Выбрать главу

Однажды отец Кристиано заметил:

— На ярмарке в Барселоне я видел, как один молодой художник продавал свои полотна, и люди у него брали их с большим желанием. Картины шли просто нарасхват!

— Что за картины? — ревниво поинтересовался Сальвадор.

— В основном пейзажи. Лес, поля, овраги… Но это не твоя тематика, каждый мастер своего дела.

Слова священника затронули струнки самолюбивой души Сальвадора. Он давно присмотрел овражек над рекой: сверху луг, пестрящий геранью и клевером, а внизу серебро тихой воды.

— Мастер своего дела тут один! — самоуверенно заявил юноша. С этими словами он взял свой планшет с набросками, карандаши и отправился к оврагу.

Погода хмурилась, серое с просинью небо обещало опрокинуться дождем. В такую погоду идти на пейзажи — все равно что время терять. Времени у Сальвадора была тьма, а еще имелся упрямый характер: раз он что-либо наметил, то его не остановит ничто — ни пожар, ни наводнение и уж тем более ни какой-то дождь.

Придя на место и устроившись над оврагом на бревнышке, Сальвадор посмотрел вдаль, где нависали темно-серые тучи, и понял, что погорячился. Ветер забирался под тонкую рубашку, пронизывая до мурашек. Он и по дороге к оврагу понимал, что погода не подходящая, но его гнали упрямство и юношеская самонадеянность. До монастыря далеко, по-хорошему нужно было брать ноги в руки и искать укрытие. Внизу, у берега, шатром раскинулся старый тополь, от ливня не спасет, но все же лучше, чем совсем ничего. Неуверенно ступая по песчаной насыпи, Сальвадор спустился вниз и устремился под дерево. Громыхнуло. От неожиданности юноша вздрогнул и тотчас услышал звонкий девичий смех. Под тополем, тряся копной черных кудрей, хохотала юная цыганка.

— Замолкни, проклятая! — рассердился Сальвадор. Он не любил бродяг, попрошаек и прочий люд, относящийся к социальному дну. Ему, Сальвадору Фелипе Хасинто и маркизу де Дали, не пристало знаться со всяким сбродом — это ему внушали с раннего детства.

Цыганка перестала хохотать, она смерила юношу надменным взором жгучих глаз и отвернулась, что-то бормоча на непонятном диалекте.

Дождь уже хлестал напропалую, потоки воды просачивались сквозь сито густой листвы, и, чтобы не промокнуть, Сальвадор прижался к стволу. С наиболее защищенной от ветра и дождя стороны дерева стояла цыганка.
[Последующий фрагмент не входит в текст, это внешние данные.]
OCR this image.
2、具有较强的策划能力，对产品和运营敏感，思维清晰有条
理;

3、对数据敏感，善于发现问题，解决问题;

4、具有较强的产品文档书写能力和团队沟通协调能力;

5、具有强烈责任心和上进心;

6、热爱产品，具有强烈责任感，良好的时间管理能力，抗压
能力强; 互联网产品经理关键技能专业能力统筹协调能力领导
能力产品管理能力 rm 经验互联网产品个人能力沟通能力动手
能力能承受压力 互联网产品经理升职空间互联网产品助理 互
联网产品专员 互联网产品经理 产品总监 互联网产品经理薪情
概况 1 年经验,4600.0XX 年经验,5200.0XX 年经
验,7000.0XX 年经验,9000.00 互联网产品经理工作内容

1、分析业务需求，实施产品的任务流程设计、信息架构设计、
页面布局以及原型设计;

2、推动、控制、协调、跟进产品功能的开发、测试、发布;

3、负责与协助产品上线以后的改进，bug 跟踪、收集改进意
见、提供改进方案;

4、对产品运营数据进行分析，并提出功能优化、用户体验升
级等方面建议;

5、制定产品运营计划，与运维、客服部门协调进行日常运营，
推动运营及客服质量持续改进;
Юный сноб оказался совсем рядом с ней, так, что их отделяла пара сантиметров. Сальвадор чувствовал запах ее немытого тела, слышал легкое затаенное дыхание. Он презрительно отвернулся от девушки, но не сомневался, что она на него смотрит.

Каким же пристальным и сильным был ее взгляд! Он как плита приколачивал к месту и не позволял даже шелохнуться. Странное чувство охватило Сальвадора. Этот колдовской взгляд вызывал оторопь, ему вдруг пришла мысль, что он так и останется здесь стоять навсегда. От этого сделалось противно: какая-то бродяжка посмела парализовать его волю! И в то же время хотелось, чтобы это странное оцепенение не проходило.

Южные дожди недолги — гроза прошла так же быстро, как и началась. На небе обозначился просвет, последние капли поливали землю бесшумно и стремительно. Цыганка как стрекоза выпорхнула из-под дерева и побежала вдоль оврага прочь.

— Эй, куда ты?! — зачем-то закричал Сальвадор, выйдя из оцепенения.

Девушка уже была далеко. Мелькнув цветастой юбкой, она растворилась в пространстве.

В монастырь Сальвадор вернулся промокший и злой. Он шел по высокой в каплях траве, проходя мимо деревьев, дергал за ветки, стряхивая на себя воду.

— Теплоход ушел! Из-под носа ушел! — бормотал он.

Было невыносимо обидно от того, что он ничего изменить не мог. Какая-то цыганка посмела заставить его стоять истуканом на месте, а после исчезла, не позволив выместить свое негодование по этому поводу! Так по-свински с ним еще никто не обходился. Всюду тон задавал он и только он; это вокруг него все ходили на цыпочках, это его капризы всегда исполнялись, и это он мог всех заставить плясать под свою дудку.